The push and pull in the poem is constant. On the one hand, the poet establishes a bond with the Belzer through his grandfather. Yet on the other, he distances himself by conjuring the memory of Jiri Langer, Kafka’s friend, who, despite his assimilated Western upbringing, joined the Hasidim, bringing back their culture to Kafka as a freakish, exotic gift.
The key trope here, as in a great deal of Rothenberg’s poems that deal with Jewishness, is that of his identity emerging from him in a manner almost involuntary. Despite him preferring, perhaps, silence, his response is extracted by an external force: “he pulls the words from me.”
A similar sentiment appears in the introduction to the “Triptych,” the most explicitly Jewish collection of Rothenberg’s writing, which deals with the Holocaust. There, Rothenberg confirms that he always suspected that poetry was the language of the dead, whose memories and spirits he invites into his text. Recounting the tragic story of his uncle’s family, the poet opens himself “for allowing my uncle’s khurbn to speak through me.” This idea of speaking about his Jewishness in terms of channeling and possession fully culminates in another poem found in “Retrievals”:
Birthday Habdala for Basil Bunting
wine in our mouths
the friend asks
“do they drink to get drunk
“or for a blessing only
I answer in the voice of
some old rabbi
was screaming in his cups
messiah
holiday
hallah
o mine double-flamed
candle in wine
mine fat moustached women
examines his fingernails’
shadows
where the prince of thumbs waits
& knows no blessing without madness
Basil Bunting, the British Modernist poet to whom the poem is dedicated, was a great promoter of the music of poetry and would have enjoyed the poem’s (italicized) screaming. The piece describes the havdalah ceremony, performed at the end of shabbos and meant to separate shabbos from the rest of the week. Thus poised on the razor-thin moment between the sacred and profane, the poet is both taken aback and inspired by his friend’s question and, possessed, channels “some old rabbi… screaming in his cups.” He blurts out a stream of free associations and, in doing so, answers his friend’s question. From this state he concludes that one “knows no blessing without madness.” That is to say, the sacred impulse is never quite separate from chaos and desire, blessing is never for its own sake, and the heavens, more often than not, can be found in one’s very own mouth.

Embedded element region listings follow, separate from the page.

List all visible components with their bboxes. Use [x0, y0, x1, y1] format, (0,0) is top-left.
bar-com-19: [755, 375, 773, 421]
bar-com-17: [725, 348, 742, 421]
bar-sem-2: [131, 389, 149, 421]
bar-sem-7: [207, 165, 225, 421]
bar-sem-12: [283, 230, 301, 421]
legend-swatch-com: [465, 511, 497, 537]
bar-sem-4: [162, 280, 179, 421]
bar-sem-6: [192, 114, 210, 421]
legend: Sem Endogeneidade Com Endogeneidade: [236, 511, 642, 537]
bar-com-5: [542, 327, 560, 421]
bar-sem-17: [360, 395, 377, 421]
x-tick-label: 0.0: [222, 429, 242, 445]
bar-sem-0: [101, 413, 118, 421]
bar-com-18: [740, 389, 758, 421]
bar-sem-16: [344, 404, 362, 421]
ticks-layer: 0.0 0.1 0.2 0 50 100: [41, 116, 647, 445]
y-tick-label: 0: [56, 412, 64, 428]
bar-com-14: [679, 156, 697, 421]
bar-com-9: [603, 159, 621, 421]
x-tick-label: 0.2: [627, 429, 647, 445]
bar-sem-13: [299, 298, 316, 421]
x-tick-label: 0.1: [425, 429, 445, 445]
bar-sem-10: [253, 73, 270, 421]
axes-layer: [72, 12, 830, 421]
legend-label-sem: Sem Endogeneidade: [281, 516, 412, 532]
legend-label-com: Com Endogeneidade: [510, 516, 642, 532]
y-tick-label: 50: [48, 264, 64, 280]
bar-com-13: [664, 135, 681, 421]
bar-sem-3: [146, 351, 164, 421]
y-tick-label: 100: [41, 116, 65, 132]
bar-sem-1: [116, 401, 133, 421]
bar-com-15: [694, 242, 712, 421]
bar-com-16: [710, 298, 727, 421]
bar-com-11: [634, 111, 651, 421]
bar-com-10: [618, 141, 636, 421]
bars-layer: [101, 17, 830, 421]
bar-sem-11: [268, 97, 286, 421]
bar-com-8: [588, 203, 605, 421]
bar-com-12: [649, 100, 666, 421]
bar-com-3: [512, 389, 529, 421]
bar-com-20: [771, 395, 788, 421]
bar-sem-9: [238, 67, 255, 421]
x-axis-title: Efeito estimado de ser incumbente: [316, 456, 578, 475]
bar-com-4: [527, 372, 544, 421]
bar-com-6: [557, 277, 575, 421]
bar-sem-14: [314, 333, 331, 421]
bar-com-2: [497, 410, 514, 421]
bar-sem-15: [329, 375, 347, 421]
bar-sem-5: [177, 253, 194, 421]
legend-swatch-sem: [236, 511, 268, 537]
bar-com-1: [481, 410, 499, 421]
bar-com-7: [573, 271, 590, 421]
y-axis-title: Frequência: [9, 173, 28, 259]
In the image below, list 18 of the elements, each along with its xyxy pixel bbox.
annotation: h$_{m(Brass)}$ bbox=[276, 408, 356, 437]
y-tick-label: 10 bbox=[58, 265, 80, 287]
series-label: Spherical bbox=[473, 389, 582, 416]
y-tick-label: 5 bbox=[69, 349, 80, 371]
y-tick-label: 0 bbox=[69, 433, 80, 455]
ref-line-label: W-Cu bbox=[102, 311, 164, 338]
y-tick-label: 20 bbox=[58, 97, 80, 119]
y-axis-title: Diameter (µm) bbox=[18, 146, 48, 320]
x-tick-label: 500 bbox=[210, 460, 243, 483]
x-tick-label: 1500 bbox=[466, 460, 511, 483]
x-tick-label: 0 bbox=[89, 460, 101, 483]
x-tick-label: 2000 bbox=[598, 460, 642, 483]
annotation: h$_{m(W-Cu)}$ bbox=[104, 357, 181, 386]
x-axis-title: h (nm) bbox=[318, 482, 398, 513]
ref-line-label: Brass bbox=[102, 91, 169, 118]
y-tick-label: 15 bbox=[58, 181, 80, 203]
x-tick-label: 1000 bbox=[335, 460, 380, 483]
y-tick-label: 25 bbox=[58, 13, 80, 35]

Staying true to his goal of retrieval, the poet unearths some material that is more interesting in that context than elsewhere. Yet the caliber of most of the poems is such that it is hard not to wish for immediate publication of a comprehensive collected edition. One also can’t help but wonder how the trajectory of Rothenberg’s work will continue in the years to come. May he live to the age of 120, and on his way, along the lines of his piece “the last jewish poet,” his oeuvre will become ever more unraveled into a Kafkaesque paradox, infused with humor that’s Rothenberg’s own:
a toothless jew
in paradise how gently
blow these winds
over miami!
Jake Marmer writes about poetry for the Forward.